Gli imperi coloniali hanno combinato disastri con cui ancora oggi dobbiamo in qualche misura misurarci, così come la fine del mondo bipolare ha fatto scoppiare delle crisi e delle tensioni che covavano sotto la coltre della Guerra Fredda. Ma tutto questo oramai fa parte della Storia. Noi dobbiamo guardare al futuro e, per il futuro, quello che dovrebbe premerci, è che s’instauri ovunque, qualsiasi sia il colore del regime e a prescindere dalla fede che si professa, la democrazia, lo stato di diritto, il rispetto dei diritti umani e civili.
Il mio giudizio è che la democrazia non si esporta punto, figuriamoci con la forza. La democrazia nasce da processi interni che, certo, possono essere propiziati e incanalati. È chiaro che si predica meglio se gli stessi principi si applicano anche a casa propria.
L’Africa è un mio cruccio particolare, sia come ministro che come radicale. A luglio sono stata con il ministro D’Alema in Sudafrica, Mozambico e Congo. Il Sudafrica, che da solo contribuisce al 30% per la crescita del pil dell’intero continente, ha oramai superato la curva del non ritorno e si avvia ad un futuro di sviluppo e spero di prosperità, anche se il problema dell’Aids grava ancora sul paese dal punto di vista dello sviluppo umano e sociale. Per questi motivi, nelle Linee Direttrici dell’attività promozionale del Ministero del Commercio Internazionale e dell’Ice, abbiamo indicato il Sudafrica come paese focus per il 2008 e stiamo seguendo l’Angola con particolare attenzione. Poi abbiamo fatto azioni di sistema anche in Algeria, Tunisia, Marocco. Certamente la situazione più critica è nella fascia dei paesi sub-sahariani, che sono di fatto tagliati fuori dai benefici della globalizzazione. In queste settimane sono venuti in visita in Italia i Presidenti di Mozambico e della Tanzania. Qualcosa comincia a muoversi, ma mi rendo conto che non è facile perché anche le condizioni per investire in quei paesi spesso sono difficili, a partire dal problema della sicurezza.
Per chiudere, quali sono i suoi programmi più prossimi e quali gli obiettivi futuri?

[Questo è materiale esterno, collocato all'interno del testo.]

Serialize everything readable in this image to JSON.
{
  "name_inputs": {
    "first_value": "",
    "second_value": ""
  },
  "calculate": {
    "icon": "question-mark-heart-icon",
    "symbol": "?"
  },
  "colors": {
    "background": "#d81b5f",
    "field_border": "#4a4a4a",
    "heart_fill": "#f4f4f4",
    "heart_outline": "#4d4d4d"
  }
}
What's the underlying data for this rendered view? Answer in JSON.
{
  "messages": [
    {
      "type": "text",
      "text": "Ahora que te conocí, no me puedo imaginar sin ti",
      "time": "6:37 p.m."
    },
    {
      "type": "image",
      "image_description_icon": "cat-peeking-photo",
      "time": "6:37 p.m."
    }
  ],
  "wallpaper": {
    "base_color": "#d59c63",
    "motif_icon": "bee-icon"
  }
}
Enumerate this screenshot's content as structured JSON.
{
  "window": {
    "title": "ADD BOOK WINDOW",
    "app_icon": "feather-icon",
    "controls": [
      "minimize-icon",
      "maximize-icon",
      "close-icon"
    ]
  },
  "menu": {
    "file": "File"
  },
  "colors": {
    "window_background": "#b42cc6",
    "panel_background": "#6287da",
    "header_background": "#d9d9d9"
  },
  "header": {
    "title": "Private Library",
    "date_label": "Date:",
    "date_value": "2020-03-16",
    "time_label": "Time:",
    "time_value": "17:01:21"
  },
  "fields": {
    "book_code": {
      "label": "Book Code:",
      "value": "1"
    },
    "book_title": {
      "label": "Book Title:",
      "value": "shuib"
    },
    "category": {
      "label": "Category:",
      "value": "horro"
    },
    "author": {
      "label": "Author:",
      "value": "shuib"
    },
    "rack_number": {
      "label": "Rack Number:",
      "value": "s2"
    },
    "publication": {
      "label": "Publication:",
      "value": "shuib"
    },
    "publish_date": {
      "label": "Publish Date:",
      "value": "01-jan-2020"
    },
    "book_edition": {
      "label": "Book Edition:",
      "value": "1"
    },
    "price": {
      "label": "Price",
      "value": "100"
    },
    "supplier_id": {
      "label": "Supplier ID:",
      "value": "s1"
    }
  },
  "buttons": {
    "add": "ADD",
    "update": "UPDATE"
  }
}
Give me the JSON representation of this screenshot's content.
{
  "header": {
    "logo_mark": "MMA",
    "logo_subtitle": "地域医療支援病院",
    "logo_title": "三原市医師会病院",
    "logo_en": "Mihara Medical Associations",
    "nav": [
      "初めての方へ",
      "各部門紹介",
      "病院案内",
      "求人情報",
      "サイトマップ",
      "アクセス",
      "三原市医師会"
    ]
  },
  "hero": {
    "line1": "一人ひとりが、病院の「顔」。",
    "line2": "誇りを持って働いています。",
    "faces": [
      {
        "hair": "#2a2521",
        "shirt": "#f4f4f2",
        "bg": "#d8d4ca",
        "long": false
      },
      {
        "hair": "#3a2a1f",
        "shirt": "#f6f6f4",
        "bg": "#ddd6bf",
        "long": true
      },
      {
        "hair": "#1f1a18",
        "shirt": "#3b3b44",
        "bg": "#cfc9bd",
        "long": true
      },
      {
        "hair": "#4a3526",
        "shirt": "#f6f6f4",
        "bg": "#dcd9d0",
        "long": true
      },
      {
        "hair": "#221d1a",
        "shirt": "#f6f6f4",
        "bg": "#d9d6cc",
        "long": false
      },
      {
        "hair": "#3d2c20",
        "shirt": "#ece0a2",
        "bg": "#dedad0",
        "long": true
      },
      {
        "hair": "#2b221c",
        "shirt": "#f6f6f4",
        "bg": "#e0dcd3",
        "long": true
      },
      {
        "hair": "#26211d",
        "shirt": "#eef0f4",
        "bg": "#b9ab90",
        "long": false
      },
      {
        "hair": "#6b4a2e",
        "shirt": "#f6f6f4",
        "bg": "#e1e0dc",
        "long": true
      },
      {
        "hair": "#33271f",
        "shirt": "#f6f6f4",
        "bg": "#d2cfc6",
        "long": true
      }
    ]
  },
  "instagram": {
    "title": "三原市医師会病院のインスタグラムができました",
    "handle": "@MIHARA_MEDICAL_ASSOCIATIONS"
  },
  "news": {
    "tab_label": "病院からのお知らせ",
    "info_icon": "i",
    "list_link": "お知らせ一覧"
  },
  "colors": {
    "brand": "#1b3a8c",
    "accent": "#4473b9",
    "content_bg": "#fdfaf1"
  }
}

I miei programmi sono quelli di continuare a fare bene il mio mestiere di ministro, di continuare ad appoggiare lealmente questo governo con l’ambizione, se mi permette, di tentare di salvaguardare questa legislatura perché qualsiasi altra alternativa, con questo assetto istituzionale e con questa legge elettorale, non potrebbe che essere un pericoloso salto nel buio.